2292753Woman of the Century — Lydia Huntley Sigourney

SIGOURNEY, Mrs. Lydia Huntley, author, born in Norwich, Conn., 1st September, 1791, and died in Hartford, Conn., 10th June, 1865. She was the daughter of Ezekiel Huntley, a soldier of the Revolution. She was a very precocious child. At the age of three years she read fluently, and at seven she wrote verses. She was educated in Norwich and Hartford, and she taught a private girls' school in Hartford for five years. In 1815 she published her first volume, "Moral Pieces in Prose and Verse" In 1819 she became the wife of Charles Sigourney, a literary and artistic man, of Hartford. She then devoted herself to literature. Her books became very popular. In her posthumous "Letters of Life," published in 1866, she names forty-six separate works from her pen, besides two-thousand articles contributed to three-hundred periodicals. Some of her books found a wide sale in England and France. Her poetry is refined, delicate and graceful. Her prose is elegant. All her work is of the purest moral stripe. Her literary labor was only a part of her work. She was active in charity and philanthropy, and she had many pensioners. In 1840 she visited Europe, and in 1842 she described her journey in "Pleasant Memories of Pleasant Lands." While in London, Eng. she published two volumes of poetry.
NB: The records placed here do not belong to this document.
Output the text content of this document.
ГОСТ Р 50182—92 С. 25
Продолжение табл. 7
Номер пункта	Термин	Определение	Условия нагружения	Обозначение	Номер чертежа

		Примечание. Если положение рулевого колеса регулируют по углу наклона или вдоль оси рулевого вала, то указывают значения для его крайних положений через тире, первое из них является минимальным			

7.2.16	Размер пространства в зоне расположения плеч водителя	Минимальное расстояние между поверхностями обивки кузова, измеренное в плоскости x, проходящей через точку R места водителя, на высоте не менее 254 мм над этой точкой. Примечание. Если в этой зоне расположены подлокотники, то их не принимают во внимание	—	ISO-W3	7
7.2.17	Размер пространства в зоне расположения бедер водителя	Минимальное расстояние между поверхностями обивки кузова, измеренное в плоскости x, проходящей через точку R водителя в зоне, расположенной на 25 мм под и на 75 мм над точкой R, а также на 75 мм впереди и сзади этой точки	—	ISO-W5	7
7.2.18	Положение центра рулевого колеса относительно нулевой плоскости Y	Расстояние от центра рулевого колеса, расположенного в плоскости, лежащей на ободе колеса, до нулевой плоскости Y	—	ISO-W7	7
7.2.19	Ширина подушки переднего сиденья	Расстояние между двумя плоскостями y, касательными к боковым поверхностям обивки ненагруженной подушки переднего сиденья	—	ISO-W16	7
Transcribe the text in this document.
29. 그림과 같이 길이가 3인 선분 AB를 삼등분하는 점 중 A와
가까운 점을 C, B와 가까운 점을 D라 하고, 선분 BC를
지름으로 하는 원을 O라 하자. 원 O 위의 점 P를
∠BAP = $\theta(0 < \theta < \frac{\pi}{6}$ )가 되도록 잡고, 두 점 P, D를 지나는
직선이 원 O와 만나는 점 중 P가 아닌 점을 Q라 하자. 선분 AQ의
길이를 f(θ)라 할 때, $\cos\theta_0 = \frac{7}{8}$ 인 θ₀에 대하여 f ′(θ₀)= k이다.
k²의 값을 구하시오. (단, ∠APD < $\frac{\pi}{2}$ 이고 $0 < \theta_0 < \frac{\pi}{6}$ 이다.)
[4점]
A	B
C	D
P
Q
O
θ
Her best works are: "Traits of the Aborigines of America." a poem (1822); "Sketch of Connecticut Forty Years Since" (1824); "Letters to Young Ladies" (1833. twentieth American and fifth English edition in 1853); "Letters to Mothers" (1838, with several English editions); "Pocahontas, and other Poems" (1841); "Scenes in My Native Land" (1844); "Voice of Flowers" (1845), "Weeping Willow" (1846); "Water Drops" (1847); "Whisper to a Bride" (1849); "Letters to My Pupils" (1850); "Olive Leaves" (1851}; "The Faded Hope," a memorial of her only son, who died at the age of nineteen years (1852); "Past Meridian" (1854); "Lucy Howard's Journal" (1857); "The Daily Counselor" (1858); "Gleanings, poetry (1860), and "The Man of Uz, and other Poems" (1862). Her whole married life, with the exception of the time she spent in Europe, was passed in Hartford.